エピローグ
一年が過ぎた。
直恵と桜は、大学の合格通知を受け取り、卒業までのんびりと過ごしていた。聖書研究会の部室で。
桜は聖ヒソプ学園の付属大学、直恵は神学校に合格した。悪霊追い出しをする中、本格的に人生を神様に捧げたいと考えた結果だった。
「それにしても真澄先生が産休になって寂しいねー」
桜は、しみじみと呟きながら聖書を開いた。
顧問の真澄は産休に入ってしまい、しばらく会えなかった。
「まあ、可愛い赤ちゃん生まれる為には仕方ないわよ」
「そうだねー」
一年たったわけだが、桜は相変わらず呑気そうだった。
ちなみに世界はまだ平和で、聖書に書かれている終末の大艱難時代はまだきていないようだった。最近、直恵と桜が黙示録を研究した結果だが、第二の封印は解かれている可能性があるという結論になったが、本当かどうかはわからない。
最近、一ついい事があった。
あのスピリチュアルリーダー・東大寺塔子が金銭詐欺の疑いで逮捕された。芋づるで生贄儀式の為に人を殺していた事も明るみに出て、碧子も共犯者として逮捕された。
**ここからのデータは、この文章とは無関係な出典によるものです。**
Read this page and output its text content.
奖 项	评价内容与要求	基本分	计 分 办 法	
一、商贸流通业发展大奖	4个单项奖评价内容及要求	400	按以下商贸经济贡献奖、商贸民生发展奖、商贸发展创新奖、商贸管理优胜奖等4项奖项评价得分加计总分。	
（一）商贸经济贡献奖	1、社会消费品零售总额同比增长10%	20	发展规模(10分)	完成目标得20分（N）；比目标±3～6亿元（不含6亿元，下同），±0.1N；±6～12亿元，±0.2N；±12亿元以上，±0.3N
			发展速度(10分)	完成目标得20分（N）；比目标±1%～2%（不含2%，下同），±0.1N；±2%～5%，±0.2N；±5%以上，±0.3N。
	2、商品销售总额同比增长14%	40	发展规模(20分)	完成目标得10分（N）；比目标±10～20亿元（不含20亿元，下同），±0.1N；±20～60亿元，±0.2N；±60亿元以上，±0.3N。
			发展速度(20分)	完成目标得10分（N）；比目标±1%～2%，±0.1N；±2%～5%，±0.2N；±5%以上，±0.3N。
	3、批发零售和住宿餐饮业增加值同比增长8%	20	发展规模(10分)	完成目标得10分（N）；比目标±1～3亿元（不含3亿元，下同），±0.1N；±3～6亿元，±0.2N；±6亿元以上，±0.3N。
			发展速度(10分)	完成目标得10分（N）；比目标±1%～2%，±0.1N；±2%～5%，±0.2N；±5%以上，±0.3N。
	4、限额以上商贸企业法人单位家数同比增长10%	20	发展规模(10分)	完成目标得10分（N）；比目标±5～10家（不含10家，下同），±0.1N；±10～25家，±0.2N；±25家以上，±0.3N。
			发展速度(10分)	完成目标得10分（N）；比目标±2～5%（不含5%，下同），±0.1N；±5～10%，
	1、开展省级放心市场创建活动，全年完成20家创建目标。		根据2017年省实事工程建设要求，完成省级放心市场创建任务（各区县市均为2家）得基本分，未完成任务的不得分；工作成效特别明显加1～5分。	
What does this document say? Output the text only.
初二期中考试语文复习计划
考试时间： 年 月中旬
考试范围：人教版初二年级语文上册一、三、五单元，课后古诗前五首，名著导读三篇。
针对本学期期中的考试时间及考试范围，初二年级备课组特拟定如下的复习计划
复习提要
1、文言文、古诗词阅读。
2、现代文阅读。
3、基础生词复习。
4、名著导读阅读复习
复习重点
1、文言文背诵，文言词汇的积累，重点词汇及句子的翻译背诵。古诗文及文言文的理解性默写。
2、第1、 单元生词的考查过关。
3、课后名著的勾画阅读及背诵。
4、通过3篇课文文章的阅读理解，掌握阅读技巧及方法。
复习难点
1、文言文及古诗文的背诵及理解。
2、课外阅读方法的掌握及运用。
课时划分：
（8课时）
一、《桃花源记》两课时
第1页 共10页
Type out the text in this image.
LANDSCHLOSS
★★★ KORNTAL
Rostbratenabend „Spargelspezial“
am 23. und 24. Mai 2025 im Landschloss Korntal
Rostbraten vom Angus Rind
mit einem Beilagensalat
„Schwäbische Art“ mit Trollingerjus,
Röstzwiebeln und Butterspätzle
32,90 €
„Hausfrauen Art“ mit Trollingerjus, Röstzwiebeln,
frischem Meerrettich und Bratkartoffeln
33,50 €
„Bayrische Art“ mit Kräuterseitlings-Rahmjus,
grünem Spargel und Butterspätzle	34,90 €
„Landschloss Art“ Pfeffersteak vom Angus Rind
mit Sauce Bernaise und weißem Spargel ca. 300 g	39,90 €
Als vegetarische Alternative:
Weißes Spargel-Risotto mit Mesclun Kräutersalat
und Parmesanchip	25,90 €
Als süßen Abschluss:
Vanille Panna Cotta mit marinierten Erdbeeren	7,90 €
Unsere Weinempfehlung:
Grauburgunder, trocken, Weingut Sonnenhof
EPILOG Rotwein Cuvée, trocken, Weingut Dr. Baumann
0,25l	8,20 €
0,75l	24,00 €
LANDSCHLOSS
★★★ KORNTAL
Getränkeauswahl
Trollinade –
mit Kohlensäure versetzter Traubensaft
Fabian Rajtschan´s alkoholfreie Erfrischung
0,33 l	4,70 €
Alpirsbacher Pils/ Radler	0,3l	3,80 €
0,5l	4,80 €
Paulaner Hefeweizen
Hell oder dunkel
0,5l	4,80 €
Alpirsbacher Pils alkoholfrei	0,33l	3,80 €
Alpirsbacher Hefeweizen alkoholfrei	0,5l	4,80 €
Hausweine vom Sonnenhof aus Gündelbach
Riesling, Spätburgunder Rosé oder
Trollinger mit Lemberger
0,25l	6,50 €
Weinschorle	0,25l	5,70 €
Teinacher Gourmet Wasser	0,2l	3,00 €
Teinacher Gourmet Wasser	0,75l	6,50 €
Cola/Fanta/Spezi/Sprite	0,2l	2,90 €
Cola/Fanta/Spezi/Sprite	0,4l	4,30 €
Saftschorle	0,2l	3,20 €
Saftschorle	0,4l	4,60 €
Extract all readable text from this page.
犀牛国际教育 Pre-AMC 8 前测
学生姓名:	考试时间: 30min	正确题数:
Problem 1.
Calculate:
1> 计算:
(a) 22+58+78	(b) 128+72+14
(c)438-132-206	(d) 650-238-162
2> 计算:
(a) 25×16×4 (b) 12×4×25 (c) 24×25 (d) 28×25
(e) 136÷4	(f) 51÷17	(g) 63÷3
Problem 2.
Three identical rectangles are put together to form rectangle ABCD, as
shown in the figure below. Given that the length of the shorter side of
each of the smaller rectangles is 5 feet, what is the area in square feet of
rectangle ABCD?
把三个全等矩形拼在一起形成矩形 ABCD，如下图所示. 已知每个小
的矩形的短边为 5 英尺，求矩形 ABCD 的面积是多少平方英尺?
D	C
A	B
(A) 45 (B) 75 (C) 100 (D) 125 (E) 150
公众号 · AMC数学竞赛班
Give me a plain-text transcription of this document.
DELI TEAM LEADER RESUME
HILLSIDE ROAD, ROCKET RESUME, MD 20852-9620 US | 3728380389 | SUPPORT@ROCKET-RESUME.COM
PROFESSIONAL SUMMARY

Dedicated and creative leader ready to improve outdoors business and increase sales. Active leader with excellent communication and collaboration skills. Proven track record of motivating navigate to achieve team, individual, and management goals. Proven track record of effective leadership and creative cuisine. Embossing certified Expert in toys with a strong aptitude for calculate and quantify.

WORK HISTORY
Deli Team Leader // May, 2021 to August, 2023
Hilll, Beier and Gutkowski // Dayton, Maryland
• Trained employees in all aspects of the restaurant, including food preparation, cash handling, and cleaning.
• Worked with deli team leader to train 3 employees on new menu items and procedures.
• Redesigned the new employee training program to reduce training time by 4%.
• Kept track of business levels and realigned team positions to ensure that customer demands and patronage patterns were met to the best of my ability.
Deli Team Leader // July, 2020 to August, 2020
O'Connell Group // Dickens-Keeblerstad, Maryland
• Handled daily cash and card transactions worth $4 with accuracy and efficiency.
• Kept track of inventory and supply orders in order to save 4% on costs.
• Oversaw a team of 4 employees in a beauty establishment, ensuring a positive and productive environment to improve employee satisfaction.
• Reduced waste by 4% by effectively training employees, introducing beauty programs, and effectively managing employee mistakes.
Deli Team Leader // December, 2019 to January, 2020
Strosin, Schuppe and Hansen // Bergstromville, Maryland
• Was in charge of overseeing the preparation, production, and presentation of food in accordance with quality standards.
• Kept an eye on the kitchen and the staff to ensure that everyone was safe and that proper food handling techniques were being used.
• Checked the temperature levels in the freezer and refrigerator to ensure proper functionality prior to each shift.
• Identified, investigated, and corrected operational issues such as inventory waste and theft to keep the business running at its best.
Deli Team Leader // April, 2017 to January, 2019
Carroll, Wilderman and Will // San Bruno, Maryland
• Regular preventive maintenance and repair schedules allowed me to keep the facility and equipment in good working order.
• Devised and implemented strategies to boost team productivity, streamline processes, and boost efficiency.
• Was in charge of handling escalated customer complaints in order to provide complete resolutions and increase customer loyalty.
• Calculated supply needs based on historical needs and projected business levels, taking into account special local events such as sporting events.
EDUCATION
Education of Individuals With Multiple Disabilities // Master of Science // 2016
幸田はショックを受けてたが、桜や羊野、そして神様のおかげでなんとか大丈夫そうだった。
やっぱり悪を行えば明るみに出るのだろう。聖書にも書いてある。
「しかし、受験が終わると暇だねぇ、直恵」
「そうねー」
ちょうどそこに一人の生徒が入ってきた。ヒーリングをやっているスピリチュアルリーダーの所にいき、とんでも無い事になっていると泣きながら語った。陽那や佐伯経由で二人の噂を聞き、やって来たようだ。
彼女の周りにはスピリチュアルの悪霊がウヨウヨしていた。
直恵と桜は顔を見合わせる。
「お嬢様はエクソシスト復活ー?」
桜は興奮を抑えきれない声を出した。
「一年ぶりに復活ね!」
「わーい!」
二人は腕まくりをし、スピリチュアルの悪霊がついた彼女に向き合った。